Veteran Service Officer Travis told the Montezuma County Board of County Commissioners on Feb. 9 that his office is recommending the county approve a vendor agreement to obtain staff access and 25 two-month 'veteran' licenses from a company called Veteran AI to help veterans prepare benefit claims and related documentation.
Travis said the office handled more than 1,400 in-person appointments and roughly 15,000 total veteran contacts last year, and that his office processed about $6.4 million in indirect income routed through county assistance while the U.S. Department of Veterans Affairs paid about $18 million into the county. He said the VSO office spent roughly 84% of its budget last year and has received state reimbursements (about $25,000 in the prior year and roughly $11,500 submitted in January).

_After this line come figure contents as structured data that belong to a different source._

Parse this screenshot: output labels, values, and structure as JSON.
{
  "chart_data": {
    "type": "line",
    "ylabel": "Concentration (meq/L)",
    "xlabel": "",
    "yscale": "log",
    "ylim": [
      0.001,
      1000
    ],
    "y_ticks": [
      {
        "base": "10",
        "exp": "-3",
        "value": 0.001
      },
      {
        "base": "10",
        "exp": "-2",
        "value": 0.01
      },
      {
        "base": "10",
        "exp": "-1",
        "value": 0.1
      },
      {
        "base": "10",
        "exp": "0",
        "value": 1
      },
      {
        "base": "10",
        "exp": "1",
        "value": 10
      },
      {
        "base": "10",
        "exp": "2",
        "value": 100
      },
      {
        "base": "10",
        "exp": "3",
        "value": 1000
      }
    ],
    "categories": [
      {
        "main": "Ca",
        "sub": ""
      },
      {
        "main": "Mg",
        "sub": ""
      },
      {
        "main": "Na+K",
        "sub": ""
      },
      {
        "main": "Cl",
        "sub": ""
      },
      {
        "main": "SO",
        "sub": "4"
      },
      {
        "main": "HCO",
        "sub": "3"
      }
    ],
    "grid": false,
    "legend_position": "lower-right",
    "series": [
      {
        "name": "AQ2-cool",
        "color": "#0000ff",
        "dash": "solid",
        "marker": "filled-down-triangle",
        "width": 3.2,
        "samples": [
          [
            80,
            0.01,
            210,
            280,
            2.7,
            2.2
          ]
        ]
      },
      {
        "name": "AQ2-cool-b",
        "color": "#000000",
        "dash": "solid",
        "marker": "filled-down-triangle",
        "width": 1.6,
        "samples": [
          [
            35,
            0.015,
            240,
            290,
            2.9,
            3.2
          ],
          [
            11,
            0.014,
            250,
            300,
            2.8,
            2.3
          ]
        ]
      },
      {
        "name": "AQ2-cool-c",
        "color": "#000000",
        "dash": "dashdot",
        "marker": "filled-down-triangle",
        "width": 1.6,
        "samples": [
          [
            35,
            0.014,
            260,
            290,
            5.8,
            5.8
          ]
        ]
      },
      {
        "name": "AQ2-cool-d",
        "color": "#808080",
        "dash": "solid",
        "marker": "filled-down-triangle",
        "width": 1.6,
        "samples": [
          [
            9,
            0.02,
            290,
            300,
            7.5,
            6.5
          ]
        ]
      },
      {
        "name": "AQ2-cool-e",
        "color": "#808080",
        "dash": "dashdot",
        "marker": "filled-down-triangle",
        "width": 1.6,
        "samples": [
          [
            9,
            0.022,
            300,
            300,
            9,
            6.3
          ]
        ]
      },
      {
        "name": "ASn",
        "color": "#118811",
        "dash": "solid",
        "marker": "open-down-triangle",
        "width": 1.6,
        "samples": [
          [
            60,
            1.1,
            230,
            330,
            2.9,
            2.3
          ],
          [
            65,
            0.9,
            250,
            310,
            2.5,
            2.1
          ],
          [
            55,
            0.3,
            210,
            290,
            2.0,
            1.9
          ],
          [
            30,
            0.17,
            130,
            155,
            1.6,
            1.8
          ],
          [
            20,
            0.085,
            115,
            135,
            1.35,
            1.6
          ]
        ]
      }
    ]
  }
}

Travis described Veteran AI as an operator-run platform that provides staff tools — including templates and guidance for buddy statements, injury narratives, nexus letters and other claims documents — and allows download of a service record ('C file') to identify likely claims. He said the county would purchase a staff-level 'advocate' access for VSOs and 25 licenses the county can issue to veterans; issued licenses run for two months, after which veterans must opt to pay to continue. Travis said licenses do not expire at the county level and that unused county-purchased licenses remain available.
Commissioners asked for clarification about cost, duration and expected benefits. Travis said the main value is giving VSOs direct tools to accelerate claim preparation and to help veterans who are not technologically fluent; one commissioner and an attorney present described the platform as a potential time-saver for complex appeals work. No formal contract vote occurred; Travis said the item is being submitted for commissioner review as part of routine procurement and budgeted in his operations request.
The board did not take immediate action; staff were asked to include contract documentation and cost breakdown in an upcoming agenda packet so procurements and budget impacts can be reviewed publicly.
The next step: the Veteran AI contract will be routed through the county's normal procurement process and appear to the commissioners for formal approval and any required fiscal action.